We reveal a perfect example at the heart of the EU’s problems in creating a superstate
The EU’s institutions are located in a country riven in two by conflict
The EU constantly tries to present itself in a positive light, as a ‘Europe’ that is unified and more effective as an increasingly federalised and centralised state.
‘Europe’ is of course a continent of some 50+ countries (according to varying international definitions) and the word has been wholly misappropriated by the EU. This is why we constantly correct ‘Europe’ or ‘European’ to ‘EU’ when writing about their various institutions.
In this report, we look at just one iconic example of the problems besetting the EU apparachiks as they rush ever closer towards a single EU superstate.

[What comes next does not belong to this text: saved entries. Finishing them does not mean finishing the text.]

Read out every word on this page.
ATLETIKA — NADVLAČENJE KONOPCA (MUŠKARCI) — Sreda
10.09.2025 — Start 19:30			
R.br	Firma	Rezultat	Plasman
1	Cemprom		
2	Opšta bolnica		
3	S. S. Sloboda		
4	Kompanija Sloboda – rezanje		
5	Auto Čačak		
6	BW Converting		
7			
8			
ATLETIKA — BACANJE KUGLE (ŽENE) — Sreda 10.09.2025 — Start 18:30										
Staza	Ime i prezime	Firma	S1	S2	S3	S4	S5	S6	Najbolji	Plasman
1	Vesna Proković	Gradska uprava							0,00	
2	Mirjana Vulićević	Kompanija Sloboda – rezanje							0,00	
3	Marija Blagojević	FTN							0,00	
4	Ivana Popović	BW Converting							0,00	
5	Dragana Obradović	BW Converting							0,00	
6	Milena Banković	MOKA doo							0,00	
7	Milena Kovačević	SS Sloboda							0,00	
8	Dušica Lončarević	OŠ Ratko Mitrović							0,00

The centre of the EU’s powerbase – Brussels – sits in a country split in two
Home to the EU Commission, the EU Council, and countless other EU institutions, Belgium’s capital city Brussels is situated in a country divided into two. So much so, the city of Brussels itself has even had to be declared as a third ‘region’ of that country.
In the northern half of Belgium sits Flanders, Flemish-speaking (near enough Dutch), whilst in the southern half is Wallonia, French-speaking. Brussels sits just in the northern half of Belgium and is officially bilingual. To make matters a little more complicated, in the west there’s a German-speaking part of the country.
Belgium is a small country: the basic facts about this EU country – the EU Commission’s seat of power
- Belgium’s land mass is only 11,849 sq m – just 12.7% that of the UK
- Its population is 11.5m – 17.1% that of the UK
- Its economy last year totalled just €457bn (approx £384bn GDP) – 16.6% that of the UK
- Dutch Flanders has traditionally had around ½ the unemployment rate of French Wallonia
- Both sides have separatist movements – the Flemish one is stronger
- Governance – Belgium has six different governments
Belgian politics would take a long time to explain – so we won’t
Following their 2010 general election it took the Belgians 1½ years to form a national government. Any attempt to explain Belgian governance would take longer than it would take to walk across Belgium.
It’s possible that Belgium’s most famous export is now its former Prime Minister – one Guy Maurice Marie Louise Verhofstadt MEP, beloved of the UK’s Rejoiners and mocked by British Brexiteers.